Nun konnte Hitler nach Kriegsausbruch in Europa von den beiden Großmächten lediglich Frankreich besiegen, Großbritannien trotzte ihm weiterhin. Gleichwohl griff die Wehrmacht 1941 die Sowjetunion an. Hatte Hitler den Bezug zur Realität verloren?
Hitler war durchaus zurechnungsfähig. Er rechnete mit einem Erfolg, anfangs sah es durchaus auch danach aus.
Eine provokante Frage: Was wäre gewesen, wenn Hitler, Mussolini und die japanischen Militärs nicht durch Annexionen und Kriege die Machtprobe mit den westlichen Mächten gesucht hätten?
Dies berührt eine grundlegende These meines Buches: Um die Entstehung des Zweiten Weltkriegs im längeren Kontext zu verstehen, dürfen wir nicht nur die deutschen Ressentiments wegen des verlorenen Ersten Weltkriegs oder den Aufstieg Hitlers betrachten. Nein, das damalige Aufkommen des Imperialismus ist ganz entscheidend. Tatsächlich hätten London und Paris Hitler, Mussolini und die Japaner toleriert, wenn sie nicht derart aggressiv aufgetreten wären.

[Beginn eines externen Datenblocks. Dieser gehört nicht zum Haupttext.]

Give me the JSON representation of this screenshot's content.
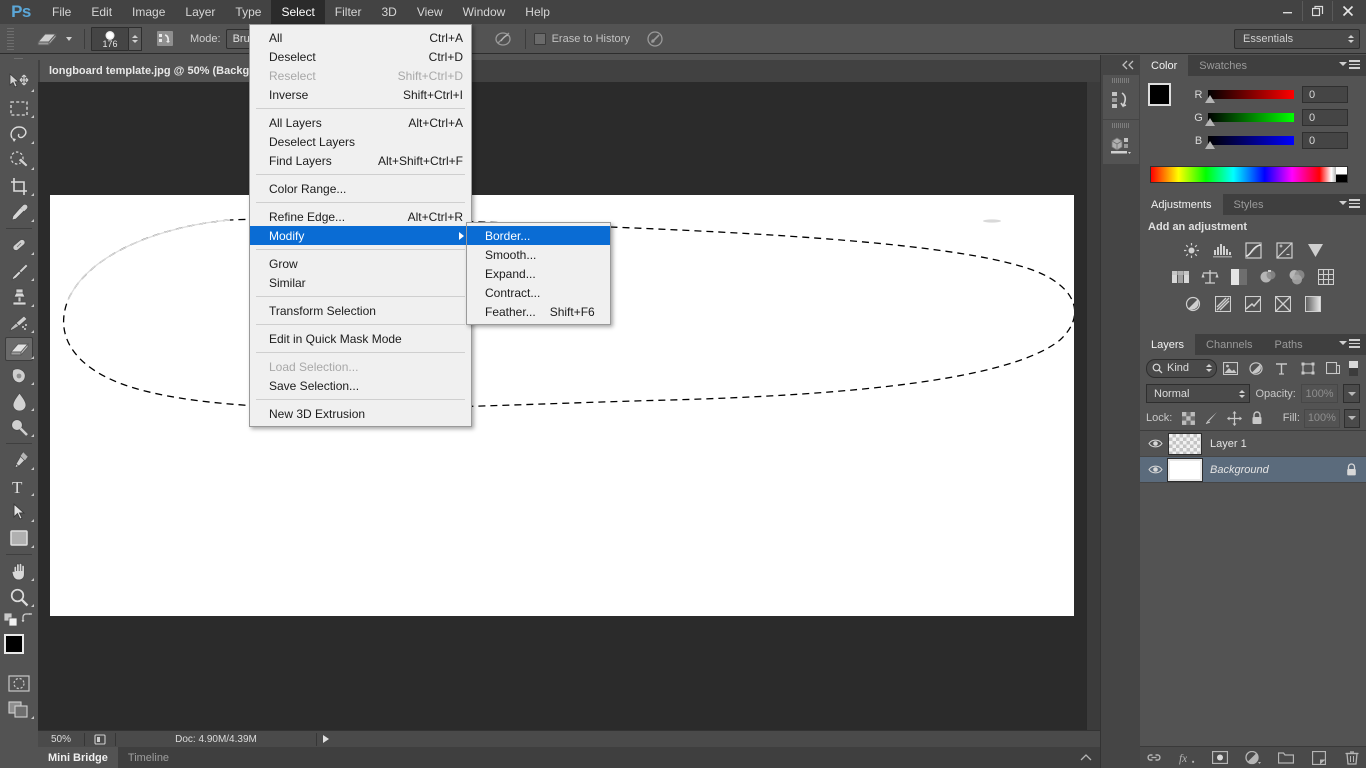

Genau wie wir heute einige ziemlich unsympathische Regime hinnehmen.
Sie beschreiben den Zweiten Weltkrieg als „letzten imperialen Krieg“. Wie klassifizieren Sie den aktuellen russischen Krieg gegen die Ukraine?
Putin macht etwas absolut Schreckliches. Er führt aber keinen imperialen Krieg, sondern einen irredentistischen: In seiner Gedankenwelt will er die Ukraine Russland einverleiben, sie „erlösen“.
Nach dem Fall des Eisernen Vorhangs vor mehr als 30 Jahren herrschte Euphorie, ein Zeitalter der Demokratie schien anzubrechen. Heute herrschen weltweit Unsicherheit und Furcht. Hat die Geschichte nicht eine Lehre für uns parat?
Diese Frage wird mir oft gestellt. Der damalige Optimismus war tatsächlich völlig verfehlt – so viel ist klar. Tatsächlich waren die Bedingungen in den Zwanziger- und Dreißigerjahren des vergangenen Jahrhunderts aber andere als die, mit denen wir heute konfrontiert sind. Ich kann daher nur eine Erkenntnis mitgeben: Es gibt keine einfachen Lösungen, um die Welt zu einem friedlichen Ort zu machen. Denn Kriege erzeugen Kriege. Leider neigen die Menschen dazu, dies zu vergessen.
Richard Overy, Jahrgang 1947, ist gegenwärtig Honorarprofessor an der University of Exeter in Großbritannien. Overy ist einer der führenden Experten für die Geschichte des Zweiten Weltkrieges, den er seit Jahrzehnten erforscht. Der Historiker hat zahlreiche Bücher verfasst, kürzlich erschien sein neuestes Werk „Weltenbrand. Der große imperiale Krieg 1931–1945“ auf Deutsch.